Church members still in custody

Chinese authorities have taken action against one of the biggest underground Christian communities in Beijing. Last weekend nearly 50 members of the church were arrested as they attempted to congregate outside.

The choir of Shouwang church sing hymns during a service

The choir of Shouwang Church sing hymns during a service

According to the Shouwang Church, around 15 church members were still in police custody on Monday, April 18. Some of the church’s leaders, among them Pastor Jin Tianming, have been under house arrest for days now.

With approximately 1,000 members, the Shouwang Church is Beijing’s largest underground Protestant church. Like many of China’s home churches, Shouwang does not want to register as an officially recognized church, as it would then be under the supervision of the party.

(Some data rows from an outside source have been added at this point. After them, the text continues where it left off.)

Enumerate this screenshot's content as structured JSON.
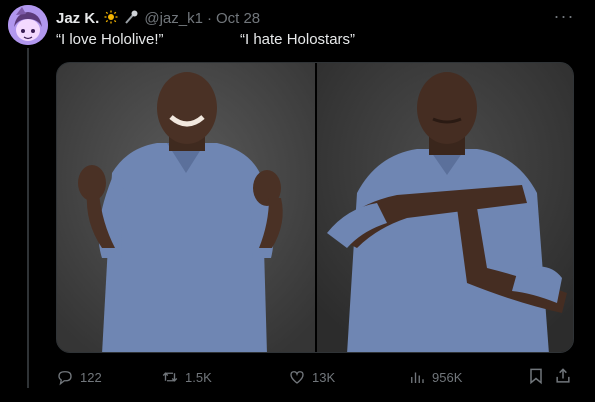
{
  "post": {
    "author_name": "Jaz K.",
    "author_handle": "@jaz_k1",
    "separator": "·",
    "timestamp": "Oct 28",
    "text_left": "“I love Hololive!”",
    "text_right": "“I hate Holostars”",
    "more_label": "···",
    "badges": [
      "sun-icon",
      "microphone-icon"
    ]
  },
  "actions": {
    "replies": "122",
    "reposts": "1.5K",
    "likes": "13K",
    "views": "956K"
  },
  "colors": {
    "background": "#000000",
    "text_primary": "#e7e9ea",
    "text_secondary": "#71767b",
    "border": "#2f3336",
    "sun": "#f4b400"
  }
}
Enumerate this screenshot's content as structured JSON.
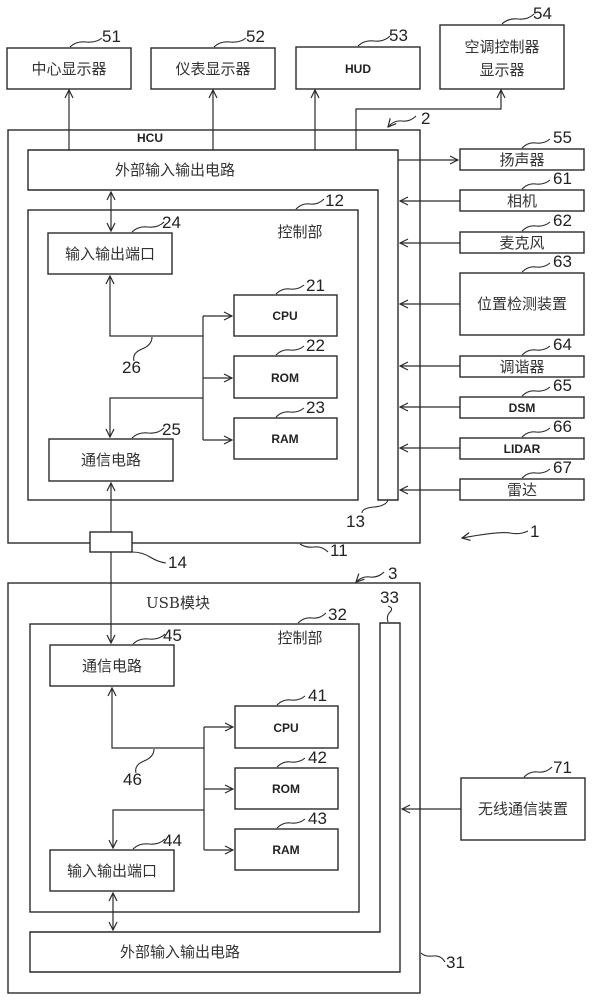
{
  "figure": {
    "system_ref": "1",
    "top_displays": [
      {
        "ref": "51",
        "label": "中心显示器"
      },
      {
        "ref": "52",
        "label": "仪表显示器"
      },
      {
        "ref": "53",
        "label": "HUD"
      },
      {
        "ref": "54",
        "label_line1": "空调控制器",
        "label_line2": "显示器"
      }
    ],
    "hcu": {
      "ref": "2",
      "housing_ref": "11",
      "title": "HCU",
      "external_io": {
        "ref": "13",
        "label": "外部输入输出电路"
      },
      "control": {
        "ref": "12",
        "label": "控制部",
        "io_port": {
          "ref": "24",
          "label": "输入输出端口"
        },
        "cpu": {
          "ref": "21",
          "label": "CPU"
        },
        "rom": {
          "ref": "22",
          "label": "ROM"
        },
        "ram": {
          "ref": "23",
          "label": "RAM"
        },
        "comm": {
          "ref": "25",
          "label": "通信电路"
        },
        "bus_ref": "26"
      },
      "connector_ref": "14"
    },
    "peripherals": [
      {
        "ref": "55",
        "label": "扬声器",
        "direction": "output"
      },
      {
        "ref": "61",
        "label": "相机",
        "direction": "input"
      },
      {
        "ref": "62",
        "label": "麦克风",
        "direction": "input"
      },
      {
        "ref": "63",
        "label": "位置检测装置",
        "direction": "input"
      },
      {
        "ref": "64",
        "label": "调谐器",
        "direction": "input"
      },
      {
        "ref": "65",
        "label": "DSM",
        "direction": "input"
      },
      {
        "ref": "66",
        "label": "LIDAR",
        "direction": "input"
      },
      {
        "ref": "67",
        "label": "雷达",
        "direction": "input"
      }
    ],
    "usb": {
      "ref": "3",
      "housing_ref": "31",
      "title": "USB模块",
      "external_io": {
        "ref": "33",
        "label": "外部输入输出电路"
      },
      "control": {
        "ref": "32",
        "label": "控制部",
        "comm": {
          "ref": "45",
          "label": "通信电路"
        },
        "cpu": {
          "ref": "41",
          "label": "CPU"
        },
        "rom": {
          "ref": "42",
          "label": "ROM"
        },
        "ram": {
          "ref": "43",
          "label": "RAM"
        },
        "io_port": {
          "ref": "44",
          "label": "输入输出端口"
        },
        "bus_ref": "46"
      }
    },
    "wireless": {
      "ref": "71",
      "label": "无线通信装置"
    }
  }
}
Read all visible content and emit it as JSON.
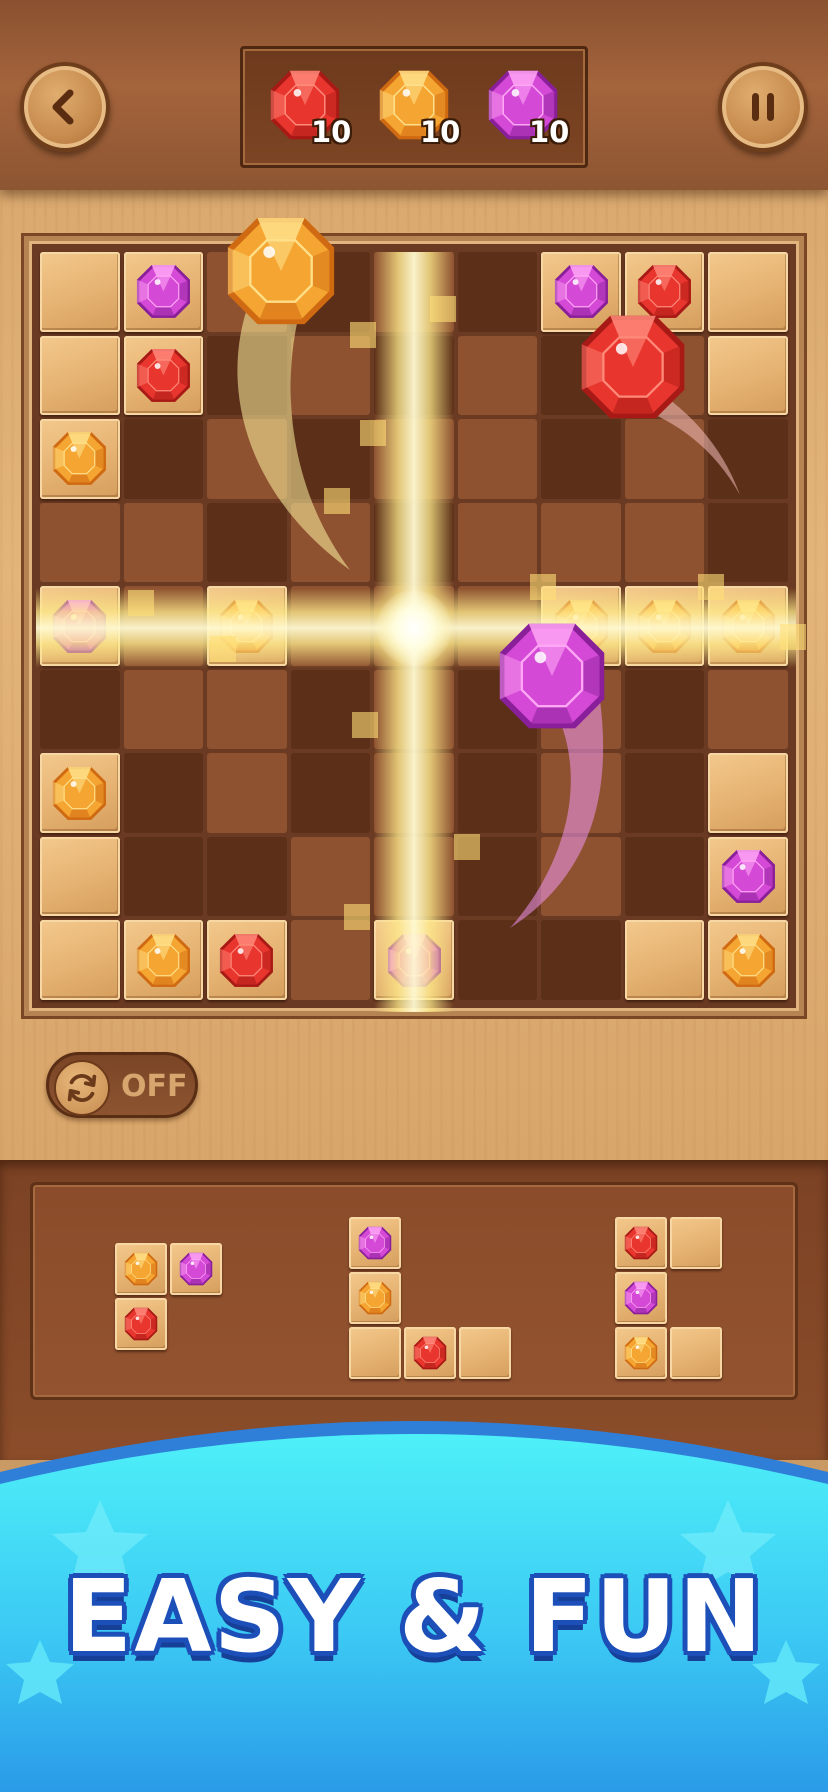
{
  "colors": {
    "red_gem": "#e8362e",
    "orange_gem": "#f5a531",
    "purple_gem": "#d44ad6",
    "banner_sky": "#3ad4f6",
    "banner_text_outline": "#1d4fb8"
  },
  "header": {
    "back_icon": "chevron-left-icon",
    "pause_icon": "pause-icon",
    "goals": [
      {
        "gem": "red",
        "count": "10"
      },
      {
        "gem": "orange",
        "count": "10"
      },
      {
        "gem": "purple",
        "count": "10"
      }
    ]
  },
  "board": {
    "size": 9,
    "rows": [
      [
        "W",
        "P",
        "L",
        "D",
        "L",
        "D",
        "P",
        "R",
        "W"
      ],
      [
        "W",
        "R",
        "D",
        "L",
        "D",
        "L",
        "D",
        "L",
        "W"
      ],
      [
        "O",
        "D",
        "L",
        "D",
        "L",
        "L",
        "D",
        "L",
        "D"
      ],
      [
        "L",
        "L",
        "D",
        "L",
        "D",
        "L",
        "L",
        "L",
        "D"
      ],
      [
        "P",
        "L",
        "O",
        "L",
        "L",
        "L",
        "O",
        "O",
        "O"
      ],
      [
        "D",
        "L",
        "L",
        "D",
        "L",
        "D",
        "L",
        "D",
        "L"
      ],
      [
        "O",
        "D",
        "L",
        "D",
        "L",
        "D",
        "L",
        "D",
        "W"
      ],
      [
        "W",
        "D",
        "D",
        "L",
        "L",
        "D",
        "L",
        "D",
        "P"
      ],
      [
        "W",
        "O",
        "R",
        "L",
        "P",
        "D",
        "D",
        "W",
        "O"
      ]
    ],
    "flying_gems": [
      "orange",
      "red",
      "purple"
    ]
  },
  "auto_toggle": {
    "icon": "refresh-icon",
    "state": "OFF"
  },
  "tray": {
    "pieces": [
      {
        "cells": [
          {
            "r": 0,
            "c": 0,
            "gem": "orange"
          },
          {
            "r": 0,
            "c": 1,
            "gem": "purple"
          },
          {
            "r": 1,
            "c": 0,
            "gem": "red"
          }
        ]
      },
      {
        "cells": [
          {
            "r": 0,
            "c": 0,
            "gem": "purple"
          },
          {
            "r": 1,
            "c": 0,
            "gem": "orange"
          },
          {
            "r": 2,
            "c": 0,
            "gem": ""
          },
          {
            "r": 2,
            "c": 1,
            "gem": "red"
          },
          {
            "r": 2,
            "c": 2,
            "gem": ""
          }
        ]
      },
      {
        "cells": [
          {
            "r": 0,
            "c": 0,
            "gem": "red"
          },
          {
            "r": 0,
            "c": 1,
            "gem": ""
          },
          {
            "r": 1,
            "c": 0,
            "gem": "purple"
          },
          {
            "r": 2,
            "c": 0,
            "gem": "orange"
          },
          {
            "r": 2,
            "c": 1,
            "gem": ""
          }
        ]
      }
    ]
  },
  "banner": {
    "text": "EASY & FUN"
  }
}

Police officers watch over an area where members of an underground church had planned to gather for worship

Police officers watch over an area where members of Shouwang had planned to gather for worship

Church spokesman, Liu Guan, says the church will not be intimidated and will continue to congregate in public areas for worship. "As long as we are able to leave our houses, we will congregate outside. We still have no place to hold church services, so we have no choice other than to gather outside."

Free worship

Up until a few weeks ago, the congregation met in a room in a restaurant for services. Efforts to buy or rent another place failed, according to the church, due to pressure from the authorities. For that reason, the congregation called on worshipers to meet outside in a public area. During its first outside service on Sunday, April 10, around 160 members were taken into police custody.

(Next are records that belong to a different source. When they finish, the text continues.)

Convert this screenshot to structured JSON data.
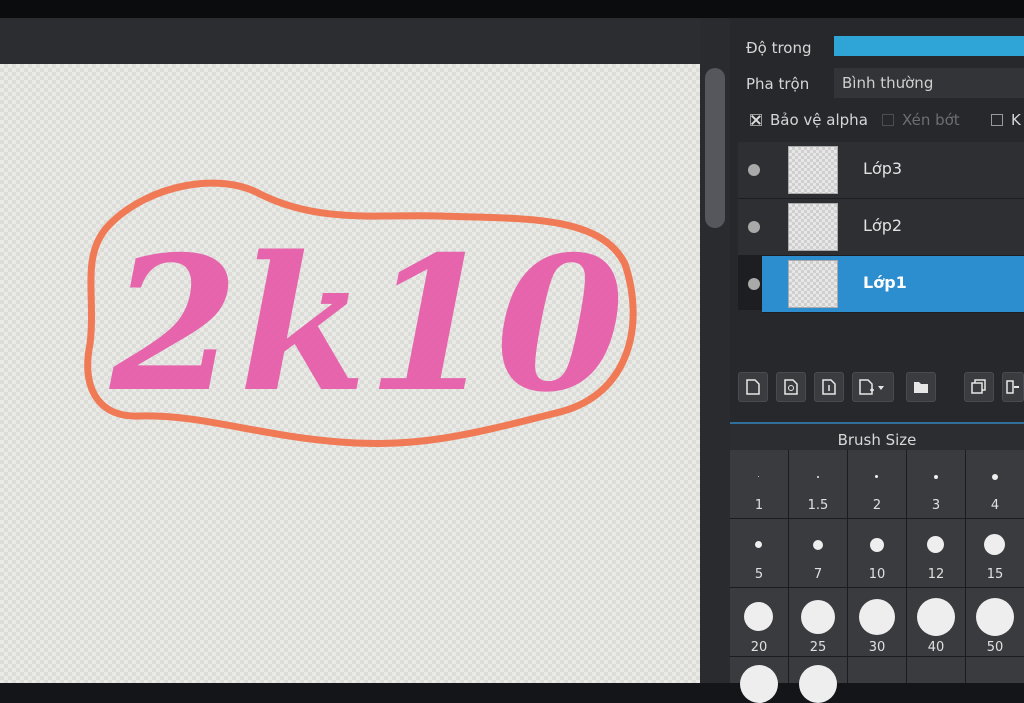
{
  "panel": {
    "opacity_label": "Độ trong",
    "blend_label": "Pha trộn",
    "blend_value": "Bình thường",
    "checks": {
      "protect_alpha": {
        "label": "Bảo vệ alpha",
        "checked": true
      },
      "clipping": {
        "label": "Xén bớt",
        "checked": false
      },
      "lock": {
        "label": "K",
        "checked": false
      }
    },
    "accent_color": "#2fa4d6"
  },
  "layers": [
    {
      "name": "Lớp3",
      "selected": false
    },
    {
      "name": "Lớp2",
      "selected": false
    },
    {
      "name": "Lớp1",
      "selected": true
    }
  ],
  "brush": {
    "title": "Brush Size",
    "sizes": [
      "1",
      "1.5",
      "2",
      "3",
      "4",
      "5",
      "7",
      "10",
      "12",
      "15",
      "20",
      "25",
      "30",
      "40",
      "50"
    ]
  },
  "canvas": {
    "drawing_text": "2k10",
    "outline_color": "#f07a55",
    "text_color": "#e65aa8"
  }
}
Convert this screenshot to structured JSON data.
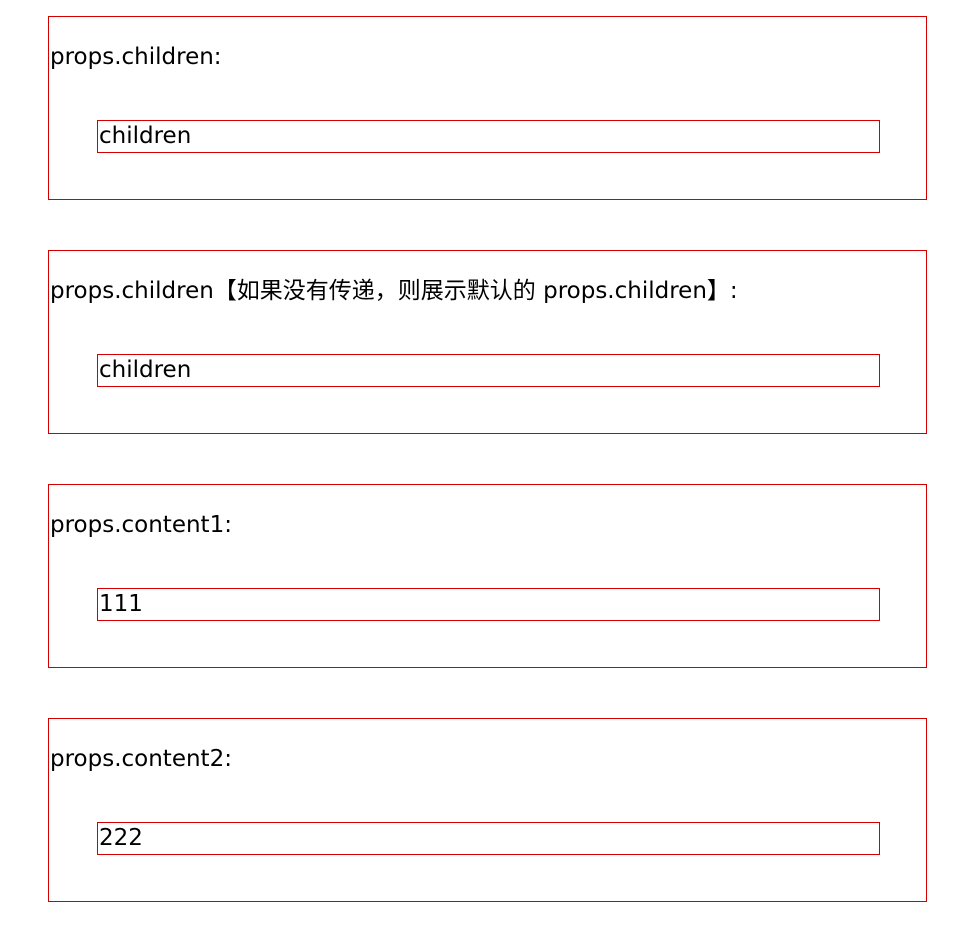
{
  "sections": [
    {
      "label": "props.children:",
      "content": "children"
    },
    {
      "label": "props.children【如果没有传递，则展示默认的 props.children】:",
      "content": "children"
    },
    {
      "label": "props.content1:",
      "content": "111"
    },
    {
      "label": "props.content2:",
      "content": "222"
    }
  ],
  "colors": {
    "border": "#d40000",
    "text": "#000000",
    "background": "#ffffff"
  }
}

Members of China's recognized church pray in churches. Underground church members are not allowed to worship in public

In China, there are around 20 million members of registered churches

Last Sunday, on April 17, a large number of security forces and undercover police surrounded the church’s planned meeting spot to prevent a further gathering. According to the religious rights group, China Aid, at least 30 people were detained and the church service was effectively prevented. But Liu Guan says the church will continue to worship outside. He says they pose no threat to the party. "We want to practice our religion. We have no political agenda nor do we support people involved in any controversial political cases. We have nothing to do with things like that. All we want is to practice our religion freely."


In China there are roughly 20 million members of registered churches. Estimates place members of non-registered, home or underground churches at 50 million.

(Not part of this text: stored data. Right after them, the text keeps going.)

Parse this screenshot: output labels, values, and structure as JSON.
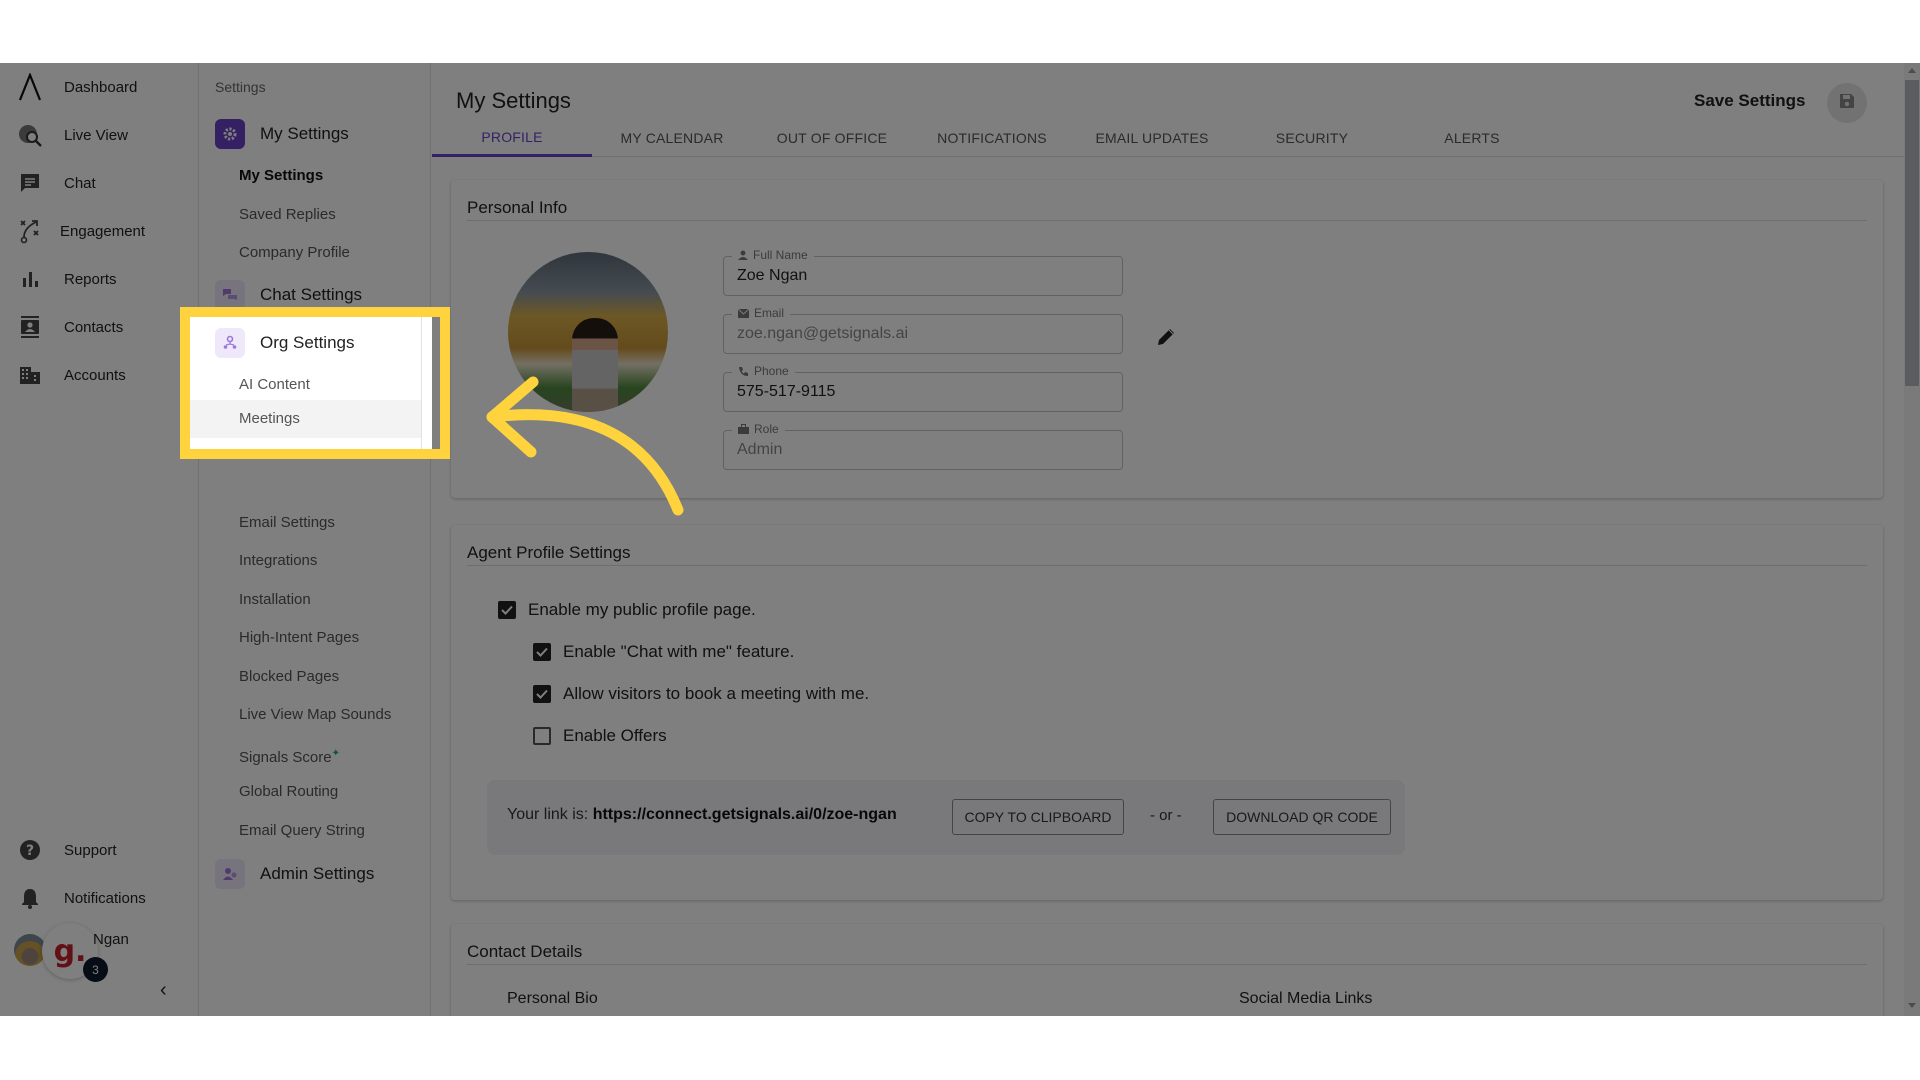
{
  "nav": {
    "items": [
      {
        "label": "Dashboard",
        "icon": "logo-icon"
      },
      {
        "label": "Live View",
        "icon": "globe-search-icon"
      },
      {
        "label": "Chat",
        "icon": "chat-icon"
      },
      {
        "label": "Engagement",
        "icon": "strategy-icon"
      },
      {
        "label": "Reports",
        "icon": "bar-chart-icon"
      },
      {
        "label": "Contacts",
        "icon": "contact-card-icon"
      },
      {
        "label": "Accounts",
        "icon": "building-icon"
      }
    ],
    "bottom": [
      {
        "label": "Support",
        "icon": "help-icon"
      },
      {
        "label": "Notifications",
        "icon": "bell-icon"
      }
    ],
    "user": {
      "name": "Ngan",
      "bubble_letter": "g.",
      "badge_count": "3"
    },
    "collapse_glyph": "‹"
  },
  "settings_nav": {
    "title": "Settings",
    "sections": [
      {
        "label": "My Settings",
        "icon": "gear-icon",
        "active": true,
        "items": [
          {
            "label": "My Settings",
            "active": true
          },
          {
            "label": "Saved Replies"
          },
          {
            "label": "Company Profile"
          }
        ]
      },
      {
        "label": "Chat Settings",
        "icon": "chat-bubbles-icon"
      },
      {
        "label": "Org Settings",
        "icon": "org-icon",
        "items": [
          {
            "label": "AI Content"
          },
          {
            "label": "Meetings",
            "hovered": true
          },
          {
            "label": "Email Settings"
          },
          {
            "label": "Integrations"
          },
          {
            "label": "Installation"
          },
          {
            "label": "High-Intent Pages"
          },
          {
            "label": "Blocked Pages"
          },
          {
            "label": "Live View Map Sounds"
          },
          {
            "label": "Signals Score",
            "badge": "✦"
          },
          {
            "label": "Global Routing"
          },
          {
            "label": "Email Query String"
          }
        ]
      },
      {
        "label": "Admin Settings",
        "icon": "admin-icon"
      }
    ]
  },
  "main": {
    "title": "My Settings",
    "save_label": "Save Settings",
    "tabs": [
      {
        "label": "PROFILE",
        "active": true
      },
      {
        "label": "MY CALENDAR"
      },
      {
        "label": "OUT OF OFFICE"
      },
      {
        "label": "NOTIFICATIONS"
      },
      {
        "label": "EMAIL UPDATES"
      },
      {
        "label": "SECURITY"
      },
      {
        "label": "ALERTS"
      }
    ],
    "personal_info": {
      "title": "Personal Info",
      "fields": [
        {
          "label": "Full Name",
          "value": "Zoe Ngan",
          "icon": "person-icon",
          "disabled": false
        },
        {
          "label": "Email",
          "value": "zoe.ngan@getsignals.ai",
          "icon": "mail-icon",
          "disabled": true
        },
        {
          "label": "Phone",
          "value": "575-517-9115",
          "icon": "phone-icon",
          "disabled": false
        },
        {
          "label": "Role",
          "value": "Admin",
          "icon": "briefcase-icon",
          "disabled": true
        }
      ]
    },
    "agent_profile": {
      "title": "Agent Profile Settings",
      "checkboxes": [
        {
          "label": "Enable my public profile page.",
          "checked": true
        },
        {
          "label": "Enable \"Chat with me\" feature.",
          "checked": true
        },
        {
          "label": "Allow visitors to book a meeting with me.",
          "checked": true
        },
        {
          "label": "Enable Offers",
          "checked": false
        }
      ],
      "link_prefix": "Your link is:",
      "link_url": "https://connect.getsignals.ai/0/zoe-ngan",
      "copy_label": "COPY TO CLIPBOARD",
      "or_label": "- or -",
      "qr_label": "DOWNLOAD QR CODE"
    },
    "contact_details": {
      "title": "Contact Details",
      "bio_label": "Personal Bio",
      "social_label": "Social Media Links"
    }
  },
  "colors": {
    "accent": "#6a41c6",
    "highlight": "#ffd33d",
    "overlay": "rgba(0,0,0,0.5)"
  }
}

Estimates put the number of underground worshipers in China at around 50 million

Estimates put the number of underground worshipers in China at around 50 million

Many of the smaller home churches are tolerated by the authorities, as long as they do not worship in public and do not publicly criticize the party. But by calling on members to worship outside, the Shouwang Church is challenging the authorities, especially since the Chinese government has been strengthening its crack-down on government critics. Since February 2011, dozens of rights activists, lawyers and other critics have been arrested. The detainment of the renowned artist, Ai Weiwei, at the beginning of the month caused outrage among the world community.